Saturday, November 5, 2011

#Occupy Oakland 100,000 strong



Oakland’s Interim Police Chief Howard Jordan (a capable and politically smart leader in a tough position) got the Occupy Oakland General Strike crowd count massively wrong: it’s not 7,000, but 100,000.



This blogger has been in Oakland since 1974. The largest crowd at Frank Ogama Plaza was for a speech by then-Senator, now President Barack Obama in 2007, and for which was estimated at 18,000. Barack filled the space with people.

The Occupy Oakland General Strike had that many people in the plaza for most of the day, while two huge crowds were outside of it: one marching down Broadway, the other a set of people walking around various parts of downtown Oakland with protest signs.

You can’t take a snapshot of an event like this, because of its time length; you have to think of it as a dynamic.
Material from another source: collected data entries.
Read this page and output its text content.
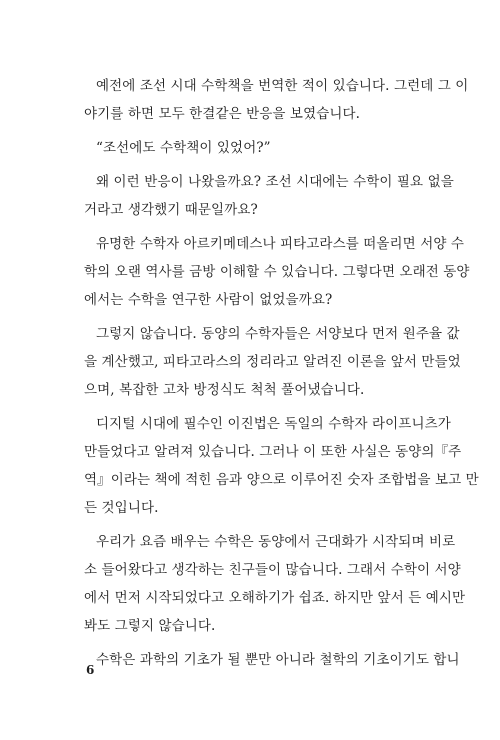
예전에 조선 시대 수학책을 번역한 적이 있습니다. 그런데 그 이
야기를 하면 모두 한결같은 반응을 보였습니다.
“조선에도 수학책이 있었어?”
왜 이런 반응이 나왔을까요? 조선 시대에는 수학이 필요 없을
거라고 생각했기 때문일까요?
유명한 수학자 아르키메데스나 피타고라스를 떠올리면 서양 수
학의 오랜 역사를 금방 이해할 수 있습니다. 그렇다면 오래전 동양
에서는 수학을 연구한 사람이 없었을까요?
그렇지 않습니다. 동양의 수학자들은 서양보다 먼저 원주율 값
을 계산했고, 피타고라스의 정리라고 알려진 이론을 앞서 만들었
으며, 복잡한 고차 방정식도 척척 풀어냈습니다.
디지털 시대에 필수인 이진법은 독일의 수학자 라이프니츠가
만들었다고 알려져 있습니다. 그러나 이 또한 사실은 동양의『주
역』이라는 책에 적힌 음과 양으로 이루어진 숫자 조합법을 보고 만
든 것입니다.
우리가 요즘 배우는 수학은 동양에서 근대화가 시작되며 비로
소 들어왔다고 생각하는 친구들이 많습니다. 그래서 수학이 서양
에서 먼저 시작되었다고 오해하기가 쉽죠. 하지만 앞서 든 예시만
봐도 그렇지 않습니다.
수학은 과학의 기초가 될 뿐만 아니라 철학의 기초이기도 합니
6
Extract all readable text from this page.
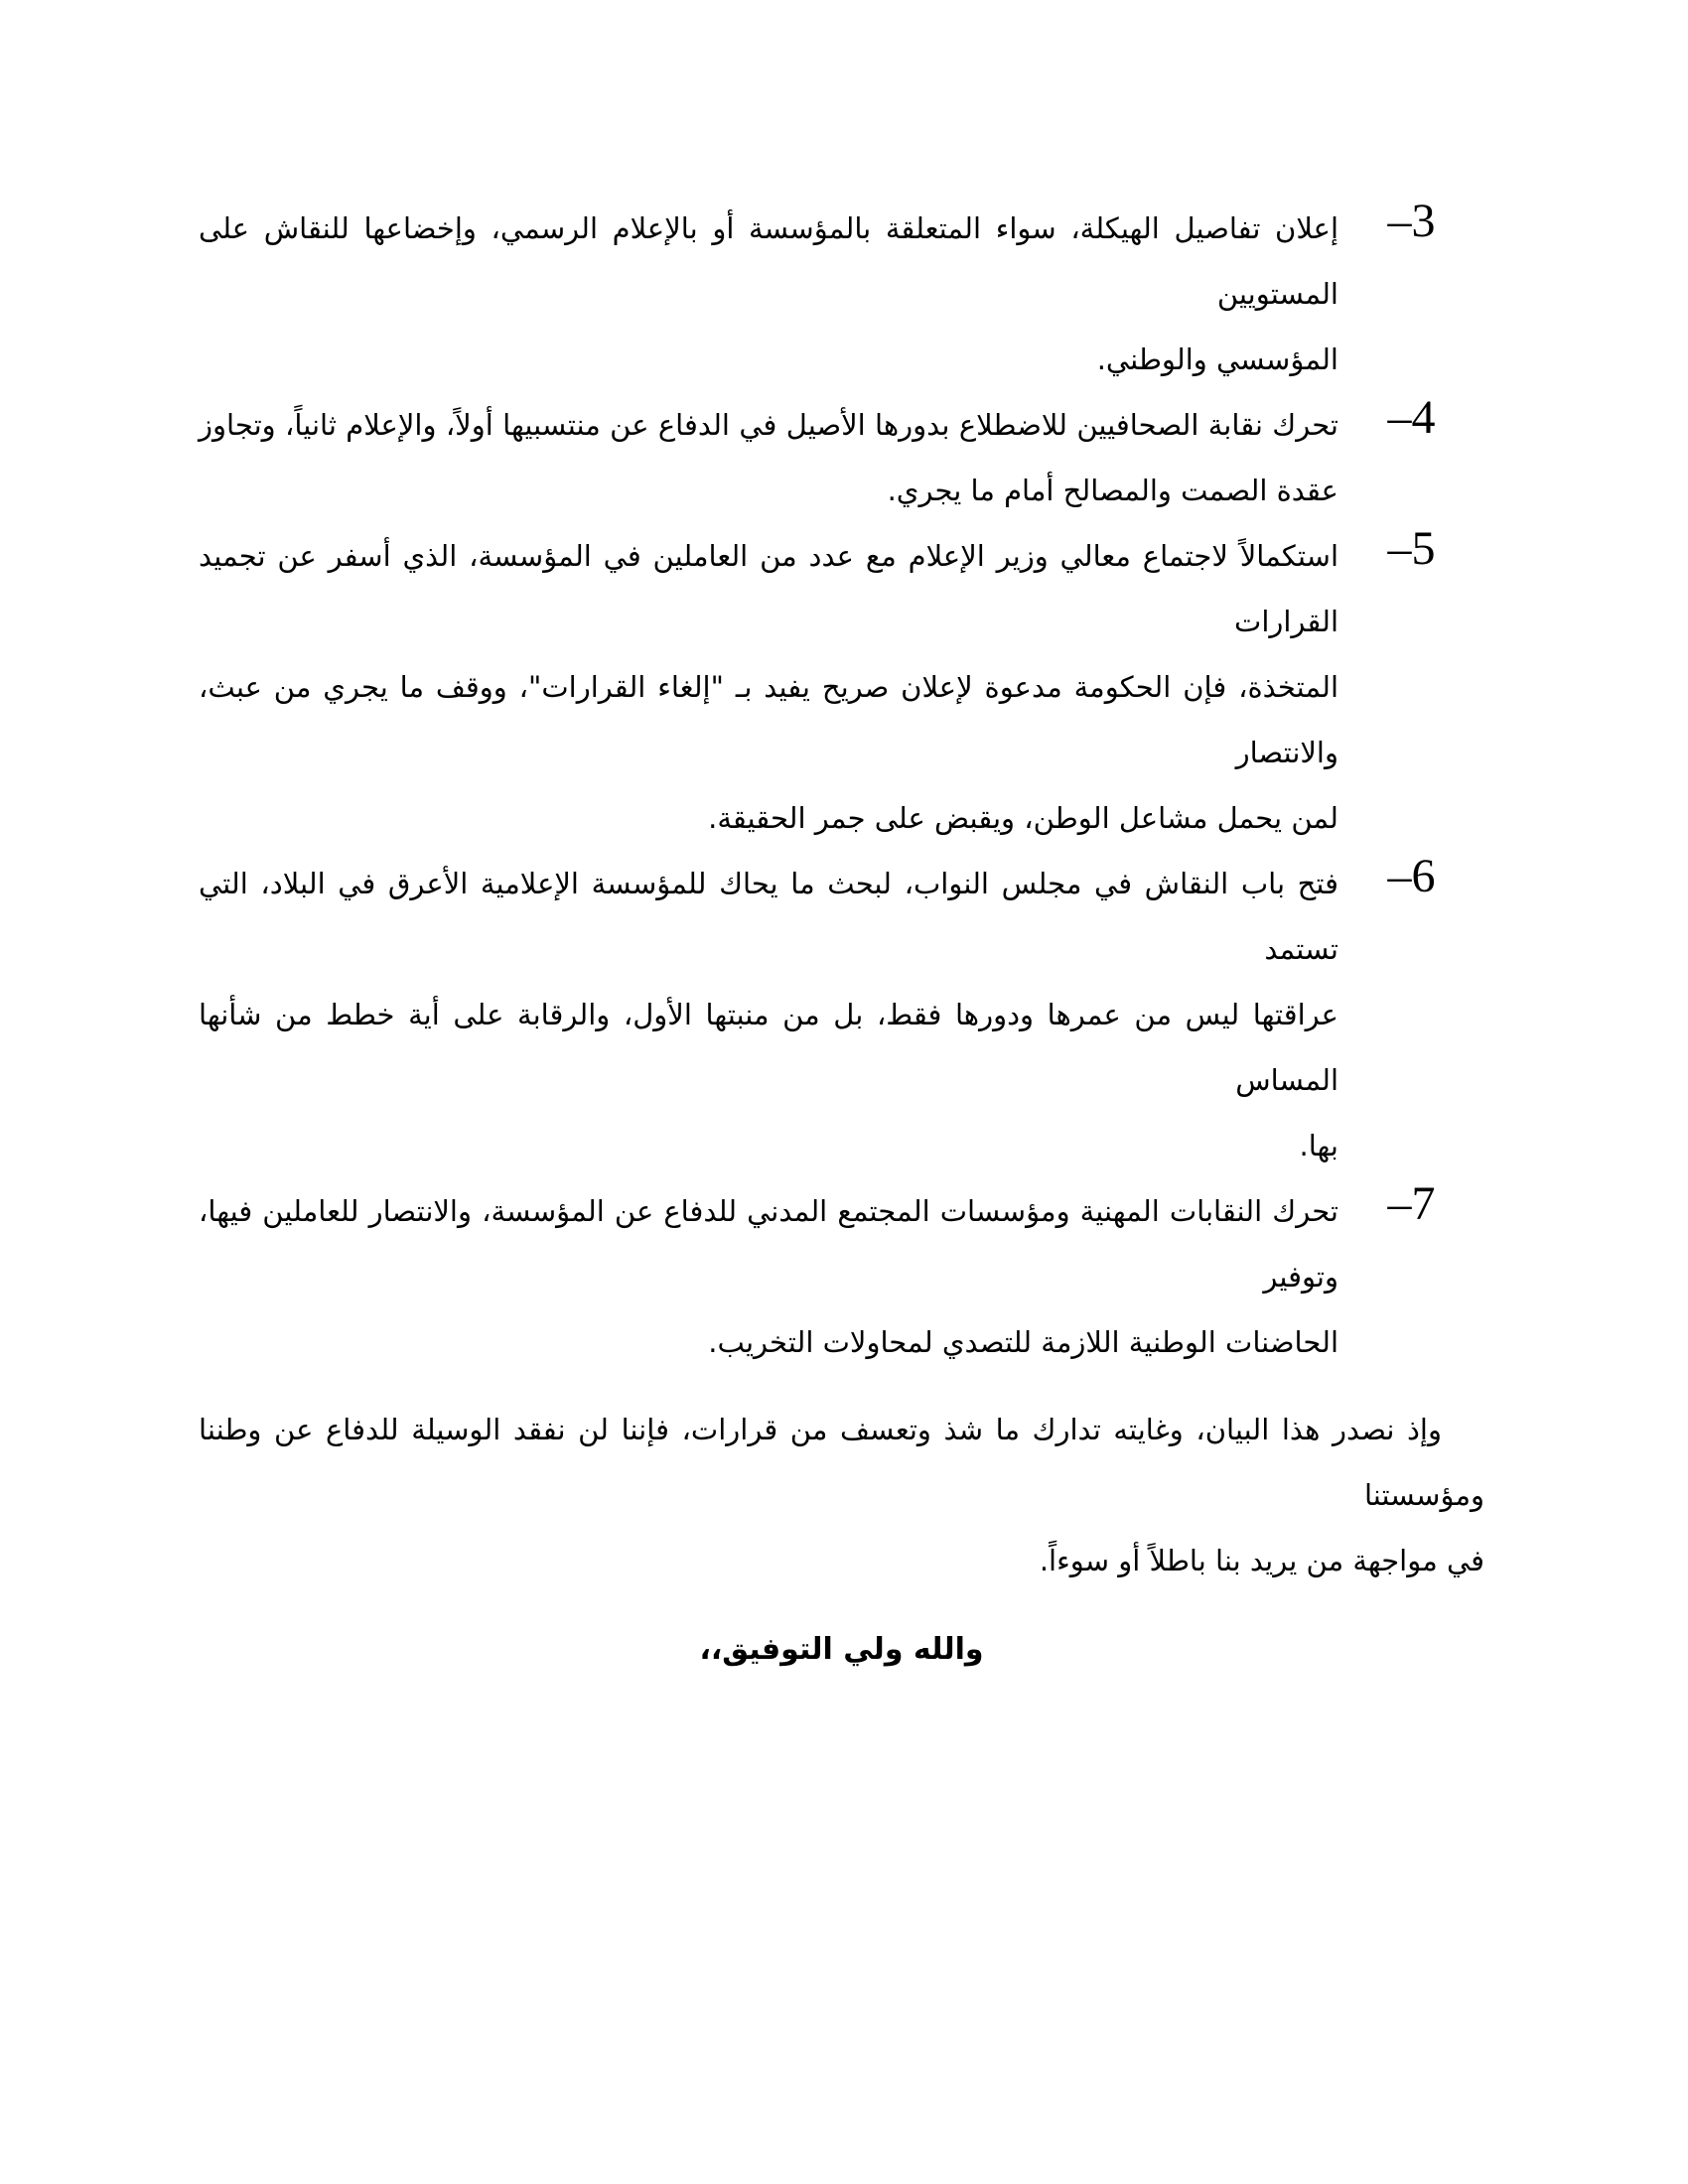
–3
إعلان تفاصيل الهيكلة، سواء المتعلقة بالمؤسسة أو بالإعلام الرسمي، وإخضاعها للنقاش على المستويين
المؤسسي والوطني.
–4
تحرك نقابة الصحافيين للاضطلاع بدورها الأصيل في الدفاع عن منتسبيها أولاً، والإعلام ثانياً، وتجاوز
عقدة الصمت والمصالح أمام ما يجري.
–5
استكمالاً لاجتماع معالي وزير الإعلام مع عدد من العاملين في المؤسسة، الذي أسفر عن تجميد القرارات
المتخذة، فإن الحكومة مدعوة لإعلان صريح يفيد بـ "إلغاء القرارات"، ووقف ما يجري من عبث، والانتصار
لمن يحمل مشاعل الوطن، ويقبض على جمر الحقيقة.
–6
فتح باب النقاش في مجلس النواب، لبحث ما يحاك للمؤسسة الإعلامية الأعرق في البلاد، التي تستمد
عراقتها ليس من عمرها ودورها فقط، بل من منبتها الأول، والرقابة على أية خطط من شأنها المساس
بها.
–7
تحرك النقابات المهنية ومؤسسات المجتمع المدني للدفاع عن المؤسسة، والانتصار للعاملين فيها، وتوفير
الحاضنات الوطنية اللازمة للتصدي لمحاولات التخريب.
وإذ نصدر هذا البيان، وغايته تدارك ما شذ وتعسف من قرارات، فإننا لن نفقد الوسيلة للدفاع عن وطننا ومؤسستنا
في مواجهة من يريد بنا باطلاً أو سوءاً.
والله ولي التوفيق،،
In any population there are births, deaths, in-migration, and out-migration. For the Occupy Oakland General Strike, there were no births, thankfully no deaths, but a lot of in-migration and out-migration.

What was so amazing about the size of the crowd both inside the plaza and just outside of it, then marching to the Port of Oakland, was that it did not decrease in size; it increased. And that was with some people leaving it, and others coming in from BART and from around Oakland via foot or other parts of the Bay by car.